In a year dominated by such anti-Trump best-sellers as “Fire and Fury” and “A Higher Loyalty,” a conservative counter-wave is growing.
Over the next few months, at least half a dozen pro-Trump and/or anti-Russian investigation books are scheduled. They range from insider accounts by former White House officials Sean Spicer and Anthony Scaramucci, both of whom have defended President Donald Trump despite their tumultuous times in Washington, to books from such Fox News regulars as Jeanine Pirro, Alan Dershowitz and former Rep. Jason Chaffetz. Several of the upcoming releases serve as a publishing arm to the attack against special counsel Robert Mueller’s probe into the Trump campaign’s alleged Russia ties.
“I think you have various books seeking to be the anti-’Fire and Fury,’” says Eric Nelson, editorial director of Broadside Books, a conservative imprint of HarperCollins Publishers that is releasing Chaffetz’s “The Deep State: How an Army of Bureaucrats Protected Barack Obama and Is Working to Destroy Donald Trump” and Gregg Jarrett’s “The Russia Hoax: The Illicit Scheme to Clear Hillary Clinton and Frame Donald Trump.”
Sales have been solid for pro-Trump releases, some promoted on Fox and other media outlets, and by the president himself. According to NPD BookScan, which tracks around 85 percent of print sales, Corey Lewandowski’s and David Bossie’s “Let Trump Be Trump” has sold more than 100,000 copies since coming out last December, Newt Gingrich’s “Trump’s America” more than 50,000 copies since early June and Jerome Corsi’s “Killing the Deep State” more than 60,000 since May.

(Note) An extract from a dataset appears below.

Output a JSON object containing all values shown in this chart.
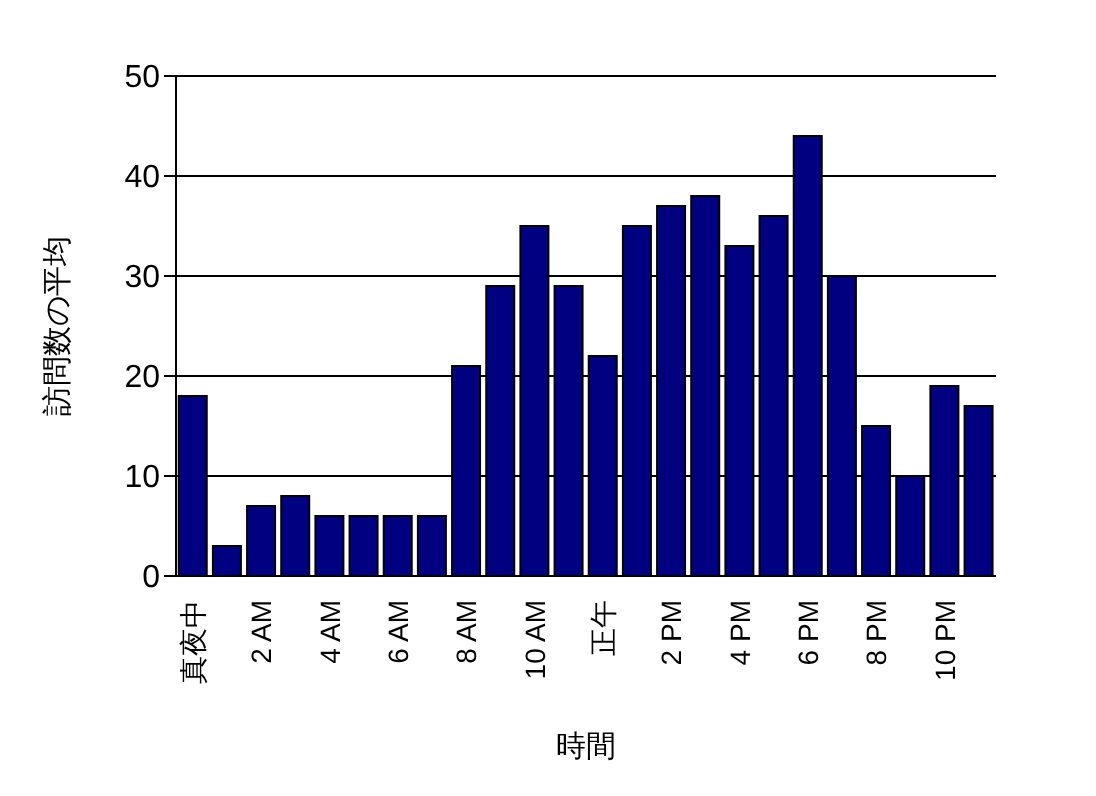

Pirro’s “Liars, Leakers, and Liberals: The Case Against the Anti-Trump Conspiracy” reached the top 300 on Amazon.com’s best-seller list three weeks before publication. Jarrett’s book, which Trump called “A MUST READ!” in a May tweet, made the top 300 a month before its release.
“There’s an audience out there and we’re trying to serve it,” says Rolf Zettersten, founder and publisher of the conservative Center Street imprint, where authors include Gingrich, Lewandowski, Scaramucci and Pirro. Zettersten started the Nashville-based Center Street, part of Hachette Book Group, in 2004 as a publisher for books appealing to the “heartland.” He said that Trump’s election had led to a bigger market for topical works.
“I think it speaks to the sense that we’re more polarized than in years past,” he says.
The Associated Press contributed to this article.